Cumhurbaşkanı Recep Tayyip Erdoğan, Birleşmiş Milletler Mülteciler Yüksek Komiseri Antonio Guterres ile Midyat'taki geçici barınma merkezini ziyaret ettiğini hatırlatarak, Guterres'in orada verilen hizmetlerin standartlarının fevkalade yüksek olduğunu açıkladığını ve "Utanıyorum. Dünyanın hiçbir yerinde böyle bir kamp yok. Burası her türlü takdirin üstünde" dediğini aktardı.

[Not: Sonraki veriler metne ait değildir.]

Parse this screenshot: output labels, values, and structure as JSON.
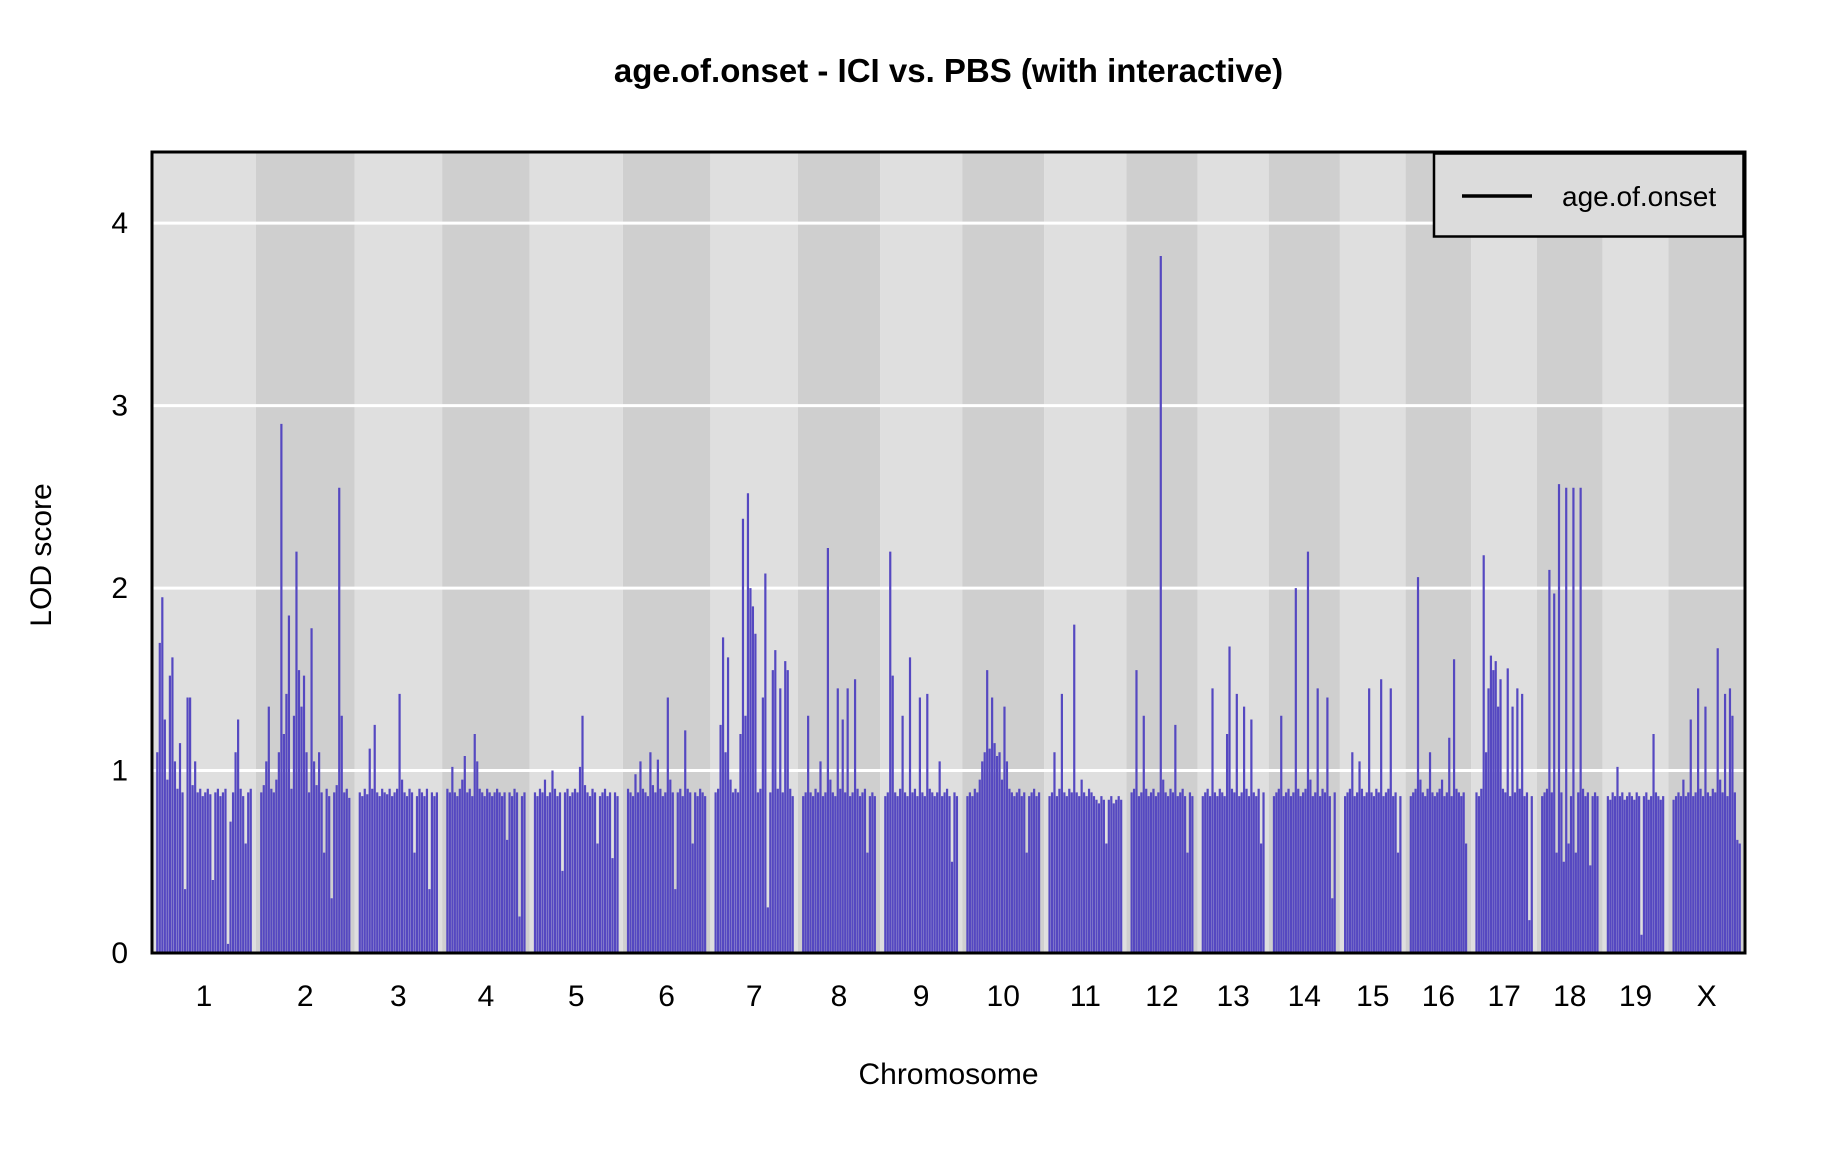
{
  "chart_data": {
    "type": "line",
    "render_style": "dense-vertical-lod-profile",
    "title": "age.of.onset - ICI vs. PBS (with interactive)",
    "xlabel": "Chromosome",
    "ylabel": "LOD score",
    "ylim": [
      0,
      4.39
    ],
    "yticks": [
      0,
      1,
      2,
      3,
      4
    ],
    "grid": "horizontal-white-lines-at-integer-lod",
    "legend": {
      "label": "age.of.onset",
      "position": "top-right",
      "line_color": "#000000",
      "background": "#DCDCDC"
    },
    "colors": {
      "series": "#5548C1",
      "band_light": "#DFDFDF",
      "band_dark": "#CFCFCF",
      "gridline": "#FFFFFF",
      "border": "#000000",
      "page_background": "#FFFFFF"
    },
    "notable_peaks": [
      {
        "chromosome": "2",
        "lod": 2.9
      },
      {
        "chromosome": "2",
        "lod": 2.55
      },
      {
        "chromosome": "7",
        "lod": 2.52
      },
      {
        "chromosome": "12",
        "lod": 3.82
      },
      {
        "chromosome": "18",
        "lod": 2.57
      }
    ],
    "chromosomes": [
      {
        "name": "1",
        "lod": [
          1.1,
          1.7,
          1.95,
          1.28,
          0.95,
          1.52,
          1.62,
          1.05,
          0.9,
          1.15,
          0.88,
          0.35,
          1.4,
          1.4,
          0.92,
          1.05,
          0.88,
          0.9,
          0.86,
          0.88,
          0.9,
          0.87,
          0.4,
          0.88,
          0.9,
          0.86,
          0.88,
          0.9,
          0.05,
          0.72,
          0.88,
          1.1,
          1.28,
          0.9,
          0.86,
          0.6,
          0.88,
          0.9
        ]
      },
      {
        "name": "2",
        "lod": [
          0.88,
          0.92,
          1.05,
          1.35,
          0.9,
          0.88,
          0.95,
          1.1,
          2.9,
          1.2,
          1.42,
          1.85,
          0.9,
          1.3,
          2.2,
          1.55,
          1.35,
          1.52,
          1.1,
          0.88,
          1.78,
          1.05,
          0.92,
          1.1,
          0.88,
          0.55,
          0.9,
          0.86,
          0.3,
          0.88,
          0.92,
          2.55,
          1.3,
          0.88,
          0.9,
          0.85
        ]
      },
      {
        "name": "3",
        "lod": [
          0.88,
          0.86,
          0.9,
          0.87,
          1.12,
          0.9,
          1.25,
          0.88,
          0.86,
          0.9,
          0.88,
          0.87,
          0.9,
          0.86,
          0.88,
          0.9,
          1.42,
          0.95,
          0.88,
          0.86,
          0.9,
          0.88,
          0.55,
          0.86,
          0.9,
          0.88,
          0.86,
          0.9,
          0.35,
          0.88,
          0.86,
          0.88
        ]
      },
      {
        "name": "4",
        "lod": [
          0.9,
          0.88,
          1.02,
          0.88,
          0.86,
          0.9,
          0.95,
          1.08,
          0.88,
          0.9,
          0.86,
          1.2,
          1.05,
          0.9,
          0.88,
          0.86,
          0.9,
          0.88,
          0.86,
          0.88,
          0.9,
          0.88,
          0.86,
          0.88,
          0.62,
          0.88,
          0.86,
          0.9,
          0.88,
          0.2,
          0.86,
          0.88
        ]
      },
      {
        "name": "5",
        "lod": [
          0.88,
          0.86,
          0.9,
          0.88,
          0.95,
          0.86,
          0.88,
          1.0,
          0.9,
          0.86,
          0.88,
          0.45,
          0.88,
          0.9,
          0.86,
          0.88,
          0.9,
          0.88,
          1.02,
          1.3,
          0.92,
          0.88,
          0.86,
          0.9,
          0.88,
          0.6,
          0.86,
          0.88,
          0.9,
          0.86,
          0.88,
          0.52,
          0.88,
          0.86
        ]
      },
      {
        "name": "6",
        "lod": [
          0.9,
          0.88,
          0.86,
          0.98,
          0.88,
          1.05,
          0.9,
          0.88,
          0.86,
          1.1,
          0.92,
          0.88,
          1.06,
          0.9,
          0.86,
          0.88,
          1.4,
          0.95,
          0.88,
          0.35,
          0.88,
          0.9,
          0.86,
          1.22,
          0.9,
          0.88,
          0.6,
          0.88,
          0.86,
          0.9,
          0.88,
          0.86
        ]
      },
      {
        "name": "7",
        "lod": [
          0.88,
          0.9,
          1.25,
          1.73,
          1.1,
          1.62,
          0.95,
          0.88,
          0.9,
          0.88,
          1.2,
          2.38,
          1.3,
          2.52,
          2.0,
          1.9,
          1.75,
          0.88,
          0.9,
          1.4,
          2.08,
          0.25,
          0.88,
          1.55,
          1.66,
          0.9,
          1.45,
          0.88,
          1.6,
          1.55,
          0.9,
          0.86
        ]
      },
      {
        "name": "8",
        "lod": [
          0.86,
          0.88,
          1.3,
          0.88,
          0.86,
          0.9,
          0.88,
          1.05,
          0.86,
          0.88,
          2.22,
          0.95,
          0.88,
          0.86,
          1.45,
          0.9,
          1.28,
          0.88,
          1.45,
          0.86,
          0.88,
          1.5,
          0.9,
          0.86,
          0.88,
          0.9,
          0.55,
          0.86,
          0.88,
          0.86
        ]
      },
      {
        "name": "9",
        "lod": [
          0.86,
          0.88,
          2.2,
          1.52,
          0.88,
          0.86,
          0.9,
          1.3,
          0.88,
          0.86,
          1.62,
          0.88,
          0.9,
          0.86,
          1.4,
          0.88,
          0.86,
          1.42,
          0.9,
          0.88,
          0.86,
          0.88,
          1.05,
          0.86,
          0.88,
          0.9,
          0.86,
          0.5,
          0.88,
          0.86
        ]
      },
      {
        "name": "10",
        "lod": [
          0.86,
          0.88,
          0.86,
          0.9,
          0.88,
          0.95,
          1.05,
          1.1,
          1.55,
          1.12,
          1.4,
          1.15,
          1.08,
          1.1,
          0.95,
          1.35,
          1.05,
          0.9,
          0.88,
          0.86,
          0.88,
          0.9,
          0.86,
          0.88,
          0.55,
          0.86,
          0.88,
          0.9,
          0.86,
          0.88
        ]
      },
      {
        "name": "11",
        "lod": [
          0.86,
          0.88,
          1.1,
          0.86,
          0.9,
          1.42,
          0.88,
          0.86,
          0.9,
          0.88,
          1.8,
          0.88,
          0.86,
          0.95,
          0.88,
          0.86,
          0.9,
          0.88,
          0.86,
          0.84,
          0.82,
          0.86,
          0.84,
          0.6,
          0.84,
          0.86,
          0.82,
          0.84,
          0.86,
          0.84
        ]
      },
      {
        "name": "12",
        "lod": [
          0.88,
          0.9,
          1.55,
          0.86,
          0.88,
          1.3,
          0.9,
          0.86,
          0.88,
          0.9,
          0.86,
          0.88,
          3.82,
          0.95,
          0.88,
          0.86,
          0.9,
          0.88,
          1.25,
          0.86,
          0.88,
          0.9,
          0.86,
          0.55,
          0.88,
          0.86
        ]
      },
      {
        "name": "13",
        "lod": [
          0.86,
          0.88,
          0.9,
          0.86,
          1.45,
          0.88,
          0.86,
          0.9,
          0.88,
          0.86,
          1.2,
          1.68,
          0.9,
          0.88,
          1.42,
          0.86,
          0.88,
          1.35,
          0.9,
          0.86,
          1.28,
          0.88,
          0.86,
          0.9,
          0.6,
          0.88
        ]
      },
      {
        "name": "14",
        "lod": [
          0.86,
          0.88,
          0.9,
          1.3,
          0.86,
          0.88,
          0.9,
          0.86,
          0.88,
          2.0,
          0.9,
          0.86,
          0.88,
          0.9,
          2.2,
          0.95,
          0.86,
          0.88,
          1.45,
          0.86,
          0.9,
          0.88,
          1.4,
          0.86,
          0.3,
          0.88
        ]
      },
      {
        "name": "15",
        "lod": [
          0.86,
          0.88,
          0.9,
          1.1,
          0.86,
          0.88,
          1.05,
          0.9,
          0.86,
          0.88,
          1.45,
          0.88,
          0.86,
          0.9,
          0.88,
          1.5,
          0.86,
          0.88,
          0.9,
          1.45,
          0.86,
          0.88,
          0.55,
          0.86
        ]
      },
      {
        "name": "16",
        "lod": [
          0.86,
          0.88,
          0.9,
          2.06,
          0.95,
          0.88,
          0.86,
          0.9,
          1.1,
          0.88,
          0.86,
          0.88,
          0.9,
          0.95,
          0.86,
          0.88,
          1.18,
          0.86,
          1.61,
          0.9,
          0.88,
          0.86,
          0.88,
          0.6
        ]
      },
      {
        "name": "17",
        "lod": [
          0.88,
          0.86,
          0.9,
          2.18,
          1.1,
          1.45,
          1.63,
          1.55,
          1.6,
          1.35,
          1.5,
          0.9,
          0.88,
          1.56,
          0.86,
          1.35,
          0.88,
          1.45,
          0.9,
          1.42,
          0.86,
          0.88,
          0.18,
          0.86
        ]
      },
      {
        "name": "18",
        "lod": [
          0.86,
          0.88,
          0.9,
          2.1,
          0.88,
          1.97,
          0.55,
          2.57,
          0.88,
          0.5,
          2.55,
          0.6,
          0.86,
          2.55,
          0.55,
          0.88,
          2.55,
          0.9,
          0.86,
          0.88,
          0.48,
          0.86,
          0.88,
          0.86
        ]
      },
      {
        "name": "19",
        "lod": [
          0.86,
          0.84,
          0.88,
          0.86,
          1.02,
          0.86,
          0.88,
          0.84,
          0.86,
          0.88,
          0.86,
          0.84,
          0.88,
          0.86,
          0.1,
          0.86,
          0.88,
          0.84,
          0.86,
          1.2,
          0.88,
          0.86,
          0.84,
          0.86
        ]
      },
      {
        "name": "X",
        "lod": [
          0.84,
          0.86,
          0.88,
          0.86,
          0.95,
          0.86,
          0.88,
          1.28,
          0.86,
          0.88,
          1.45,
          0.9,
          0.86,
          1.35,
          0.88,
          0.86,
          0.9,
          0.88,
          1.67,
          0.95,
          0.88,
          1.42,
          0.86,
          1.45,
          1.3,
          0.88,
          0.62,
          0.6
        ]
      }
    ]
  }
}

Kamptaki misafirlerin de memnuniyetlerini kendisine ve Guterres'e samimiyetle ifade ettiğini dile getiren Erdoğan, "Türkiye'nin böylesine güzel, insani hizmetler verirken Batı ülkeleri, BM tarafından yalnız bırakılması inanın bana Yüksek Komiser Guterres'i de mahcup etti" dedi.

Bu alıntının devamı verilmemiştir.